OpenAI interrompe il suo rilevatore di scrittura AI a causa di una bassa percentuale di precisione

OpenAI interrompe rilevatore di scrittura AI per bassa precisione

I rilevatori di scrittura AI come l'AI Classifier di OpenAI, Turnitin e GPTZero semplicemente non funzionano con sufficiente precisione per poter fare affidamento su di essi per risultati affidabili. ¶ Credit: Midjourney

Giovedì, OpenAI ha silenziosamente ritirato il suo AI Classifier, uno strumento sperimentale progettato per rilevare il testo scritto da AI. L’interruzione, notata per la prima volta da Decrypt, è avvenuta senza grandi festeggiamenti ed è stata annunciata attraverso una piccola nota aggiunta alla pagina ufficiale del AI Classifier di OpenAI:

A partire dal 20 luglio 2023, l’AI classifier non è più disponibile a causa del suo basso tasso di precisione. Stiamo lavorando per incorporare i feedback e stiamo attualmente cercando tecniche di provenienza più efficaci per il testo, e abbiamo preso l’impegno di sviluppare e implementare meccanismi che permettano agli utenti di capire se il contenuto audio o visivo è generato da AI.

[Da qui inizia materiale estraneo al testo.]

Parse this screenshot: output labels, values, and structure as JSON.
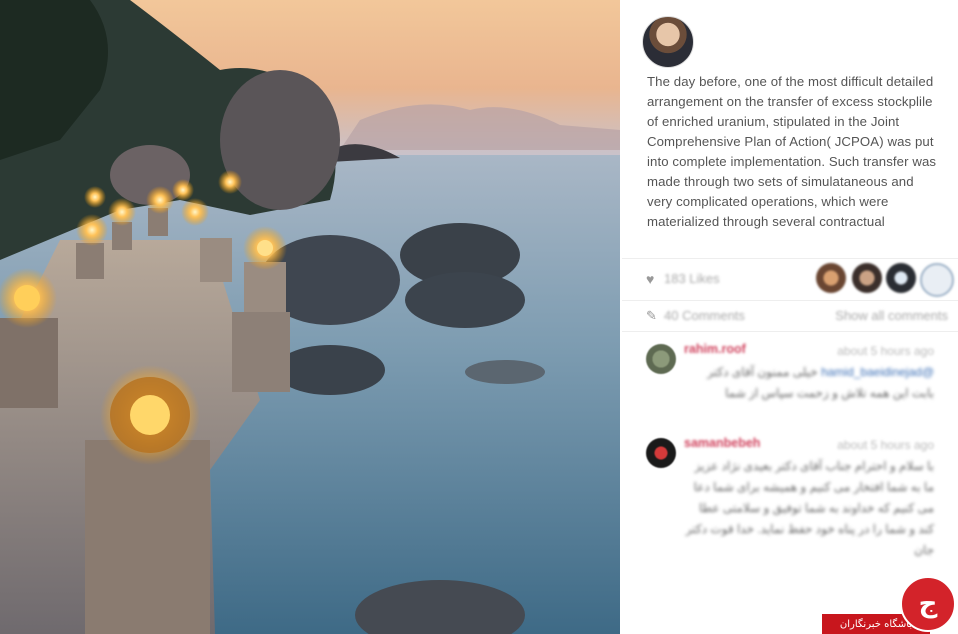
{
  "post": {
    "caption": "The day before, one of the most difficult detailed arrangement on the transfer of excess stockplile of enriched uranium, stipulated in the Joint Comprehensive Plan of Action( JCPOA) was put into complete implementation. Such transfer was made through two sets of simulataneous and very complicated operations, which were materialized through several contractual",
    "likes": "183 Likes",
    "comments_count": "40 Comments",
    "show_all": "Show all comments"
  },
  "comments": [
    {
      "user": "rahim.roof",
      "time": "about 5 hours ago",
      "mention": "@hamid_baeidinejad",
      "text": "خیلی ممنون آقای دکتر بابت این همه تلاش و زحمت سپاس از شما"
    },
    {
      "user": "samanbebeh",
      "time": "about 5 hours ago",
      "text": "با سلام و احترام جناب آقای دکتر بعیدی نژاد عزیز ما به شما افتخار می کنیم و همیشه برای شما دعا می کنیم که خداوند به شما توفیق و سلامتی عطا کند و شما را در پناه خود حفظ نماید. خدا قوت دکتر جان"
    }
  ],
  "watermark": {
    "logo_letter": "ج",
    "label": "باشگاه خبرنگاران"
  },
  "colors": {
    "username": "#d0435e",
    "mention": "#3b6fb6",
    "watermark_red": "#c8161d"
  }
}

Rilasciato il 31 gennaio tra le proteste degli educatori riguardo agli studenti che potenzialmente utilizzano ChatGPT per scrivere saggi e compiti scolastici, l’AI Classifier di OpenAI è sempre sembrato un cerotto performativo su una ferita profonda. Fin dall’inizio, OpenAI ha ammesso che il suo AI Classifier non era “completamente affidabile”, identificando correttamente solo il 26 percento del testo scritto da AI come “probabilmente scritto da AI” e etichettando erroneamente opere scritte da umani il 9 percento delle volte.